Open ControlNet opened 2 years ago
we already trained nfnet, regnet, ConvNeXt on danbooru2020
those too bad, and tagger is useless .... we don't know what this trained model can do
you should checkout this paper, what's next "Transfer Learning for Pose Estimation of Illustrated Characters", Chen & Zwicker 2021
but downstream task experiment show us, too bad even not good as common trained models ....
if you want image self-sup manner, that also bad Train vision models with vissl + illustrated images
what we need VLM, text-image pretrained (like CLIP things) on LAION anime subset (remove tons anime uncorrelated datas)
training and prepare this datas, not danbooru20xx trained, is a pre-trained dataset
then we can do open vocab detector and a well captioner, enter the anime storytelling things
I don't have any benchmark test/score of DeepDanbooru for latest model.
@ControlNet Try this: https://github.com/lucidrains/x-clip You can use a pretrained text encoder and only train the image encoder. The only thing is that you will need to turn danbooru tags into sentences that can be interpreted by the pretrained text encoder first.
I have the same impression as @koke2c95 that tagging models does not work well on danbooru data, as the tags are too noisy and the model can not leverage the relationship between the tags(concepts), which also adds to the noise.
RM
and sorry a issue mentioned on Multi-Modal-Comparators, seem it can't remove :(
@koke2c95 Thank you for your reply.
I decide to do simple auto-tagging (multi-label classification) with more lightweight and more accurate. So image generation or translation is not in my plan yet.
You said the label is very low quality. I fully understand it as these tags are community-driven, so the noise cannot be avoided. I'm thinking if it's possible to employ some self supervise learning and weak supervise learning techniques to improve it.
Also, Is there any tag-based anime image dataset with accurate labels?
BTW, regarding the height-width ratio of these images varies very significantly, I doubt naive resizing may not extract the features well. Using sliding window might be a better choice.
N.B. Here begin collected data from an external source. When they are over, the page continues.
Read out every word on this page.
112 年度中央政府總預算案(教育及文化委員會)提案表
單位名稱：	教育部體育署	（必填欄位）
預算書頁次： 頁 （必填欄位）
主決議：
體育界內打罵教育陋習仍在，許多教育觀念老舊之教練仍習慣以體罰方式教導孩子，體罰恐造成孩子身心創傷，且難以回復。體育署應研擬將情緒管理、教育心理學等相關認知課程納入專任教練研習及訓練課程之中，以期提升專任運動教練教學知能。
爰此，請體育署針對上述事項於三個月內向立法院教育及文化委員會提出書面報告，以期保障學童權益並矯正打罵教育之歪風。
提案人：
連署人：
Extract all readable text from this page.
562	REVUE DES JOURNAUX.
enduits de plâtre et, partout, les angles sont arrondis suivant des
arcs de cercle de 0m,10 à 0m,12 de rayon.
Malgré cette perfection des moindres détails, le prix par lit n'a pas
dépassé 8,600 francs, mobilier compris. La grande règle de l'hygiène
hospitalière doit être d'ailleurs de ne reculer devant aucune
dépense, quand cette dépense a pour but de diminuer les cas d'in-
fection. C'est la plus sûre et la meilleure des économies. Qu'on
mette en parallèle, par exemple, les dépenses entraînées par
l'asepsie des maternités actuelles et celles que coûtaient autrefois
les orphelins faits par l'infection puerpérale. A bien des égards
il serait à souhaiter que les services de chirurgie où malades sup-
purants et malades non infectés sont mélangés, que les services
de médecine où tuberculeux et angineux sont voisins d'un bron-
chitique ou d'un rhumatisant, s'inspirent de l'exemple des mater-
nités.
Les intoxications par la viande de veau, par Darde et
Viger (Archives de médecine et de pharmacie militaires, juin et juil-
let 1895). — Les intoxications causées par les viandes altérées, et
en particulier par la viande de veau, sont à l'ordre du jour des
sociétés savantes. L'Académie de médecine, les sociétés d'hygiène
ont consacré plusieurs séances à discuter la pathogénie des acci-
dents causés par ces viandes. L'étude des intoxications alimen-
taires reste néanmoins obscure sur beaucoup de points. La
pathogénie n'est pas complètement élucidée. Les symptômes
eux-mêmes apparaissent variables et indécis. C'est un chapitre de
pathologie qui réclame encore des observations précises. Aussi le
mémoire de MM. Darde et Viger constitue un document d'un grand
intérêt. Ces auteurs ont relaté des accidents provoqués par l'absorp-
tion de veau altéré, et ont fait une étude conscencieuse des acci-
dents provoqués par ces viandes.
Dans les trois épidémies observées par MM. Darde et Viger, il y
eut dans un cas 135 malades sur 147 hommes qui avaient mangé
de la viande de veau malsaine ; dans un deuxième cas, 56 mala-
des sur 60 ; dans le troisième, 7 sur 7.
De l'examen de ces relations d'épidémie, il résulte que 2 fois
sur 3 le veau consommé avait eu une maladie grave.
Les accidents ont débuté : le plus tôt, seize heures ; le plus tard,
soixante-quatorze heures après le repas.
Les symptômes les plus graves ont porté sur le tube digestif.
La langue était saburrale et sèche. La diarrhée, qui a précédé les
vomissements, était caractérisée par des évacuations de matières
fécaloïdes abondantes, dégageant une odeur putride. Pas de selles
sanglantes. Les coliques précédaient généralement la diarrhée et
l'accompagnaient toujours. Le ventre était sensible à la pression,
I don't have any benchmark test/score of DeepDanbooru for latest model.
Thank you for your reply.
@Daniel8811 Thank you for your suggestions. I know CLIP is an amazing work, and it's robust for unseen data. But I'm not familiar with that. If the pretrained text encoder is used, I highly doubt the anime-style labels (yuri, genshin_impact, blue_hair) can be predicted well.
@ControlNet
If the pretrained text encoder is used, I highly doubt the anime-style labels (yuri, genshin_impact, blue_hair) can be predicted well.
That could be a problem. I agree that it's still unclear if CLIP would really work better on danbooru data at the time of speaking.
@koke2c95 So I guess you are doing text2image at the moment. Do you have a thread or write-up for you exploration?
I decide to do simple auto-tagging (multi-label classification) with more lightweight and more accurate.
@ControlNet Maybe you could manually clean up the danbooru tags so that it contains less abstract concepts (like yuri) and more tags that are obvious to everyone (like blue hair). This may significantly reduce the noise and therefore make the model more accurate.
@Daniel8811
it contains less abstract concepts (like yuri) and more tags that are obvious to everyone (like blue hair)
Yes, it's possible although manually finding these "obvious" tags for thousands of tags are tricky.
Hi,
I love your project. Could you please provide some benchmark (accuracy, f1, etc) about the latest pretrained model in the release?
That will be a great help because I also want to train some models (EfficientNet, ViT, etc) by myself. By comparing the benchmark scores, I could understand the performance of the model better.